Cybersecurity pen test
A cybersecurity penetration test architecture may comprise five key components:
- Connectivity gateways – Allow both wired and wireless connections to the various automotive DUTs.
- Test management server – Lets white hat engineers manage their test plans, including scanning for vulnerabilities through various reconnaissance scenarios such as port scanning, fuzz testing, and many more.
- Recon and fuzzing server – The fuzzing plus many other pen test scenarios run on a server. This is where coding errors and other security loopholes are uncovered before cyberattacks get simulated.
- Application & threat intelligence (ATI) library – This stores all captured threats and information. It provides granular application-level visibility and control, geolocation, known-bad IP address blocking, and other threat information.
- Automation – With hundreds of DUTs and thousands of test plans, an intelligent automation platform provides a sanity check for engineers to keep their pen test operations together.
A typical List APK Test plan may not take long to run. But challenges add up quickly. Imagine hundreds or even thousands of test plans, coupled with DUT revisions and software upgrades.
A holistic penetration test platform allows engineers to examine the plethora of cybersecurity loopholes that may put the driver, passenger, and the marque at risk. No single car maker has an exhaustive list of cybersecurity vulnerabilities. That is one reason why car makers are turning to what their IoT counterparts have done – subscribe to secure and dynamic threat intelligence libraries that are available 24×7.
One of the challenges automakers face is the need for a systematic and consistent automotive cybersecurity test strategy across different R&D and production teams. Issues shared among the fraternity include poor test-record management and best practices lost via brain drain, as this growing industry provides career mobility for those with experience and expertise.
Even as the white hats build up their arsenal of test plans, management teams are rethinking automotive cybersecurity. The industry knows a piecemeal approach to defense is no longer sufficient. Enterprise-level platforms will become increasingly important to help car makers enhance safety and security as the world moves towards autonomous technologies.

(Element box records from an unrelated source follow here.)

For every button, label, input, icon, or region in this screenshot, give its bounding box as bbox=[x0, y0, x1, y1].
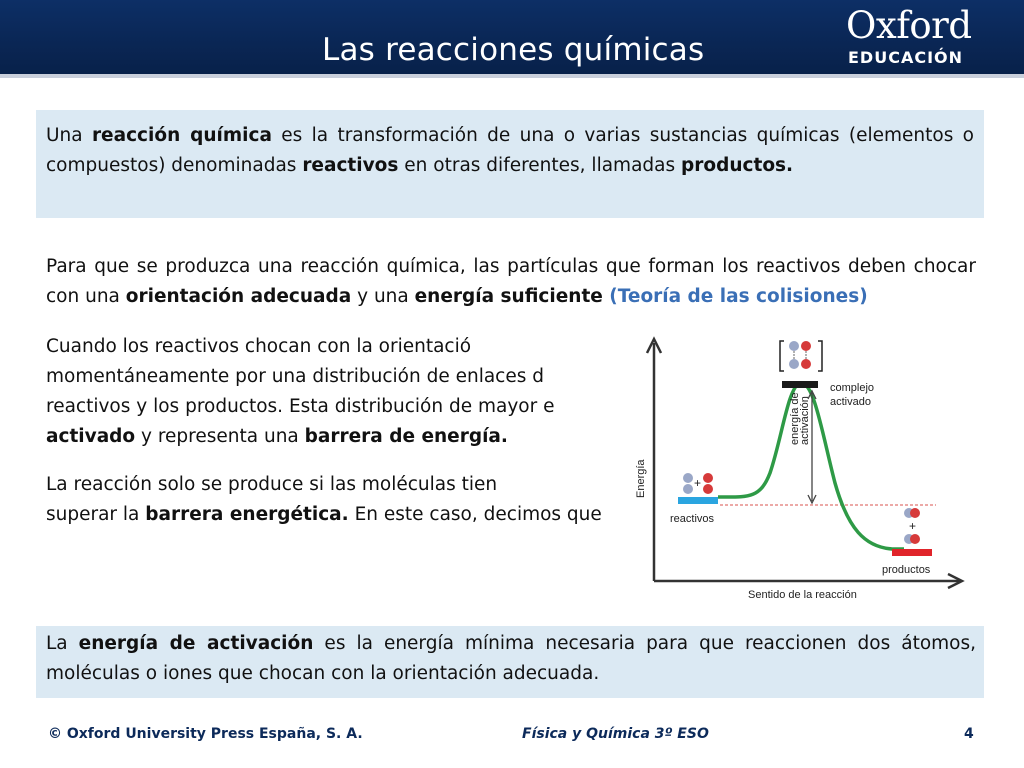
term-reaccion-quimica: reacción química bbox=[91, 125, 272, 146]
text-run: Una bbox=[46, 125, 92, 146]
complex-label-2: activado bbox=[830, 396, 871, 408]
definition-paragraph bbox=[46, 121, 974, 181]
reactants-plus: + bbox=[694, 476, 702, 490]
complex-bracket-right-icon bbox=[818, 341, 822, 371]
text-run: En este caso, decimos que bbox=[348, 504, 602, 525]
text-run: Cuando los reactivos chocan con la orientació bbox=[46, 336, 472, 357]
reactants-bar bbox=[678, 497, 718, 504]
term-barrera-energetica: barrera energética. bbox=[145, 504, 349, 525]
complex-molecule-icon bbox=[789, 341, 799, 351]
reactant-molecule-icon bbox=[703, 484, 713, 494]
collision-paragraph bbox=[46, 252, 976, 312]
text-run: es la energía mínima necesaria para que reaccionen dos átomos, moléculas o iones que chocan con la orientación adecuada. bbox=[46, 633, 976, 684]
activation-paragraph bbox=[46, 629, 976, 689]
complex-label-1: complejo bbox=[830, 382, 875, 394]
term-energia-suficiente: energía suficiente bbox=[414, 286, 603, 307]
activation-label-2: activación bbox=[799, 396, 811, 445]
text-run: superar la bbox=[46, 504, 146, 525]
reactant-molecule-icon bbox=[683, 473, 693, 483]
header-bar bbox=[0, 0, 1024, 78]
complex-molecule-icon bbox=[801, 359, 811, 369]
footer-book-title: Física y Química 3º ESO bbox=[522, 726, 709, 742]
energy-diagram-svg bbox=[630, 323, 976, 609]
energy-curve bbox=[718, 383, 904, 549]
products-bar bbox=[892, 549, 932, 556]
complex-molecule-icon bbox=[801, 341, 811, 351]
term-productos: productos. bbox=[681, 155, 794, 176]
text-run: reactivos y los productos. Esta distribución de mayor bbox=[46, 396, 544, 417]
reactants-label: reactivos bbox=[670, 513, 715, 525]
text-run: momentáneamente por una distribución de enlaces d bbox=[46, 366, 544, 387]
product-molecule-icon bbox=[910, 534, 920, 544]
complex-bar bbox=[782, 381, 818, 388]
text-run: y una bbox=[351, 286, 415, 307]
footer-copyright: © Oxford University Press España, S. A. bbox=[48, 726, 363, 742]
text-run: Para que se produzca una reacción química, las partículas que forman los reactivos deben chocar con una bbox=[46, 256, 976, 307]
term-orientacion: orientación adecuada bbox=[125, 286, 352, 307]
page-title: Las reacciones químicas bbox=[322, 32, 705, 68]
text-run: La reacción solo se produce si las moléculas tien bbox=[46, 474, 498, 495]
oxford-logo: Oxford bbox=[846, 4, 972, 47]
text-run: e bbox=[543, 396, 555, 417]
activation-label-1: energía de bbox=[789, 392, 801, 445]
page-number: 4 bbox=[964, 726, 974, 742]
text-run: es la transformación de una o varias sustancias químicas (elementos o compuestos) denominadas bbox=[46, 125, 975, 176]
term-reactivos: reactivos bbox=[302, 155, 399, 176]
term-energia-activacion: energía de activación bbox=[78, 633, 314, 654]
collision-theory-link[interactable]: (Teoría de las colisiones) bbox=[602, 286, 868, 307]
text-run: en otras diferentes, llamadas bbox=[398, 155, 682, 176]
term-activado: activado bbox=[46, 426, 136, 447]
y-axis-label: Energía bbox=[635, 459, 647, 498]
products-plus: + bbox=[909, 519, 917, 533]
energy-diagram bbox=[630, 323, 976, 609]
x-axis-label: Sentido de la reacción bbox=[748, 589, 857, 601]
product-molecule-icon bbox=[910, 508, 920, 518]
products-label: productos bbox=[882, 564, 931, 576]
term-barrera-energia: barrera de energía. bbox=[304, 426, 508, 447]
oxford-logo-subtitle: EDUCACIÓN bbox=[848, 48, 964, 67]
reactant-molecule-icon bbox=[683, 484, 693, 494]
reactant-molecule-icon bbox=[703, 473, 713, 483]
complex-bracket-left-icon bbox=[780, 341, 784, 371]
text-run: La bbox=[46, 633, 79, 654]
complex-molecule-icon bbox=[789, 359, 799, 369]
text-run: y representa una bbox=[135, 426, 305, 447]
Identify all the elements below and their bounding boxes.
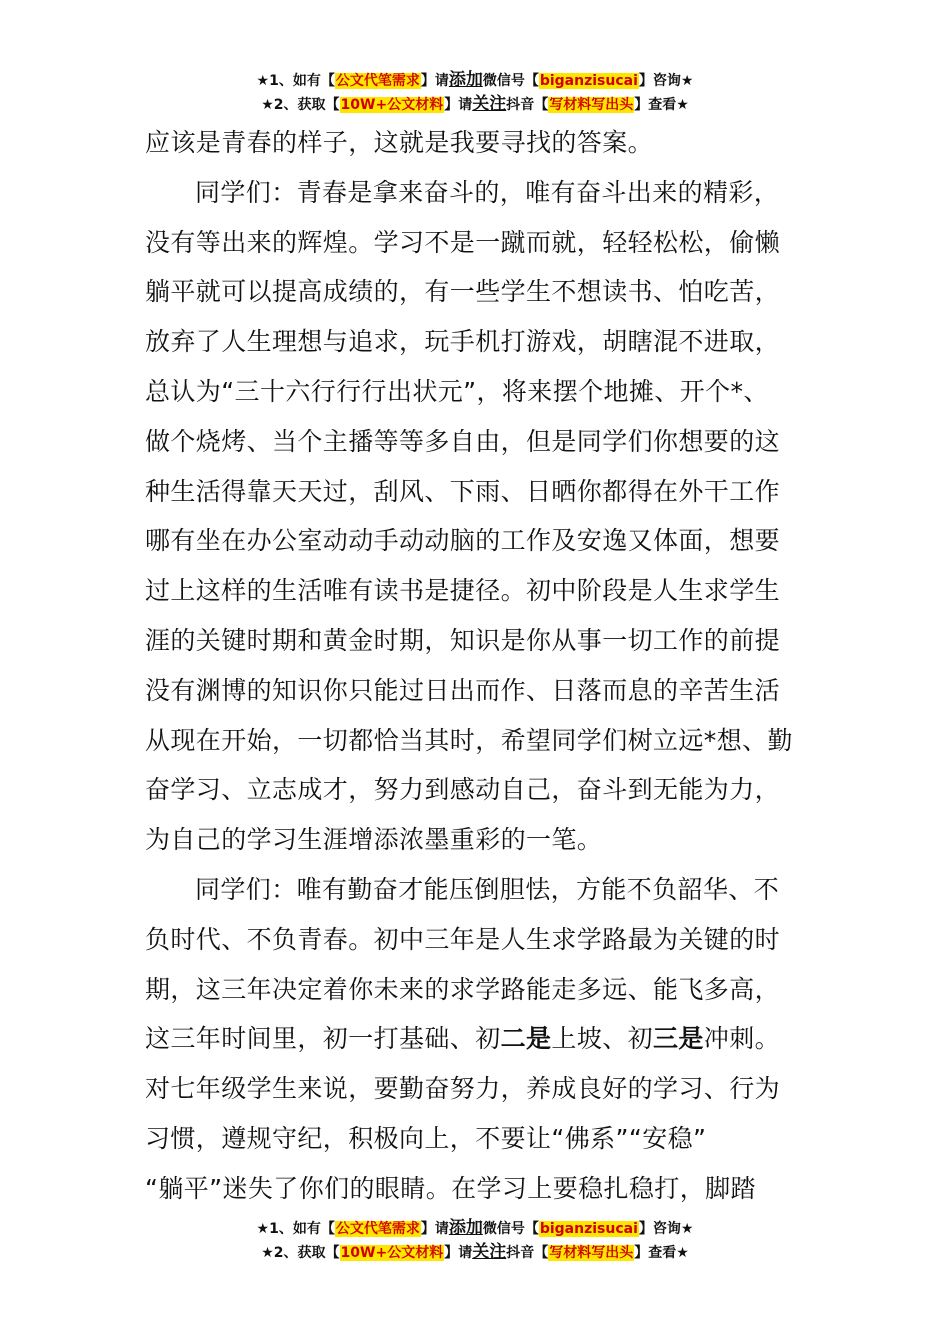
text-line: 没有渊博的知识你只能过日出而作、日落而息的辛苦生活 bbox=[145, 675, 781, 705]
text-line: 没有等出来的辉煌。学习不是一蹴而就，轻轻松松，偷懒 bbox=[145, 227, 781, 257]
highlight-wechat-id: biganzisucai bbox=[539, 1221, 638, 1237]
banner-text: 抖音【 bbox=[506, 97, 549, 113]
bold-text: 二是 bbox=[500, 1024, 552, 1054]
star-icon: ★ bbox=[256, 73, 270, 89]
star-icon: ★ bbox=[261, 1245, 274, 1261]
text-line: 对七年级学生来说，要勤奋努力，养成良好的学习、行为 bbox=[145, 1074, 781, 1104]
banner-text: 】请 bbox=[444, 1245, 473, 1261]
banner-text: 】请 bbox=[420, 73, 449, 89]
banner-text: 微信号【 bbox=[482, 1221, 539, 1237]
banner-line-2 bbox=[0, 92, 950, 116]
text-line: 同学们：唯有勤奋才能压倒胆怯，方能不负韶华、不 bbox=[195, 874, 780, 904]
text-line: 应该是青春的样子，这就是我要寻找的答案。 bbox=[145, 128, 654, 157]
highlight-douyin: 写材料写出头 bbox=[549, 1245, 634, 1261]
banner-text: 】查看★ bbox=[634, 97, 689, 113]
underlined-text: 添加 bbox=[448, 1218, 483, 1238]
bold-text: 三是 bbox=[653, 1024, 704, 1054]
star-icon: ★ bbox=[256, 1221, 270, 1237]
text-line: 做个烧烤、当个主播等等多自由，但是同学们你想要的这 bbox=[145, 426, 781, 456]
highlight-materials: 10W+公文材料 bbox=[340, 97, 444, 113]
text-line: 同学们：青春是拿来奋斗的，唯有奋斗出来的精彩， bbox=[195, 177, 780, 207]
text-line: 习惯，遵规守纪，积极向上，不要让“佛系”“安稳” bbox=[145, 1123, 707, 1153]
banner-text: 】咨询★ bbox=[638, 73, 694, 89]
banner-text: 】请 bbox=[444, 97, 473, 113]
footer-banner bbox=[0, 1216, 950, 1264]
document-body bbox=[145, 118, 810, 1214]
banner-text: 1、如有【 bbox=[269, 73, 335, 89]
text-line: 期，这三年决定着你未来的求学路能走多远、能飞多高， bbox=[145, 974, 781, 1004]
text-line bbox=[145, 1014, 810, 1064]
banner-text: 1、如有【 bbox=[269, 1221, 335, 1237]
underlined-text: 添加 bbox=[448, 70, 483, 90]
star-icon: ★ bbox=[261, 97, 274, 113]
banner-line-2 bbox=[0, 1240, 950, 1264]
banner-text: 】请 bbox=[420, 1221, 449, 1237]
text-line: 总认为“三十六行行行出状元”，将来摆个地摊、开个*、 bbox=[145, 376, 769, 406]
highlight-materials: 10W+公文材料 bbox=[340, 1245, 444, 1261]
text-line: 从现在开始，一切都恰当其时，希望同学们树立远*想、勤 bbox=[145, 725, 793, 755]
text-line: 涯的关键时期和黄金时期，知识是你从事一切工作的前提 bbox=[145, 625, 781, 655]
underlined-text: 关注 bbox=[472, 1242, 507, 1262]
banner-text: 】咨询★ bbox=[638, 1221, 694, 1237]
text-line: 放弃了人生理想与追求，玩手机打游戏，胡瞎混不进取， bbox=[145, 327, 781, 357]
underlined-text: 关注 bbox=[472, 94, 507, 114]
text-line: 过上这样的生活唯有读书是捷径。初中阶段是人生求学生 bbox=[145, 576, 781, 606]
banner-text: 2、获取【 bbox=[273, 1245, 340, 1261]
text-line: 躺平就可以提高成绩的，有一些学生不想读书、怕吃苦， bbox=[145, 277, 781, 307]
banner-text: 微信号【 bbox=[482, 73, 539, 89]
text-line: 种生活得靠天天过，刮风、下雨、日晒你都得在外干工作 bbox=[145, 476, 781, 506]
highlight-service: 公文代笔需求 bbox=[335, 1221, 420, 1237]
text-line: 奋学习、立志成才，努力到感动自己，奋斗到无能为力， bbox=[145, 775, 781, 805]
highlight-service: 公文代笔需求 bbox=[335, 73, 420, 89]
highlight-wechat-id: biganzisucai bbox=[539, 73, 638, 89]
banner-text: 2、获取【 bbox=[273, 97, 340, 113]
header-banner bbox=[0, 68, 950, 116]
text-span: 这三年时间里，初一打基础、初 bbox=[145, 1024, 501, 1054]
highlight-douyin: 写材料写出头 bbox=[549, 97, 634, 113]
banner-text: 抖音【 bbox=[506, 1245, 549, 1261]
text-line: “躺平”迷失了你们的眼睛。在学习上要稳扎稳打，脚踏 bbox=[145, 1173, 756, 1203]
banner-text: 】查看★ bbox=[634, 1245, 689, 1261]
banner-line-1 bbox=[0, 68, 950, 92]
banner-line-1 bbox=[0, 1216, 950, 1240]
text-line: 负时代、不负青春。初中三年是人生求学路最为关键的时 bbox=[145, 924, 781, 954]
text-span: 上坡、初 bbox=[551, 1024, 654, 1054]
text-line: 哪有坐在办公室动动手动动脑的工作及安逸又体面，想要 bbox=[145, 526, 781, 556]
text-span: 冲刺。 bbox=[703, 1024, 781, 1054]
text-line: 为自己的学习生涯增添浓墨重彩的一笔。 bbox=[145, 825, 603, 855]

Big data from such enterprise-level cybersecurity platforms can have bubble-up benefits for the whole automotive industry. Test engineers can keep track of different test configurations and perform re-tests with design changes, improving productivity and product or services quality. Management can glean insights about threat trends and patterns and formulate better defenses to secure the connected car of the future.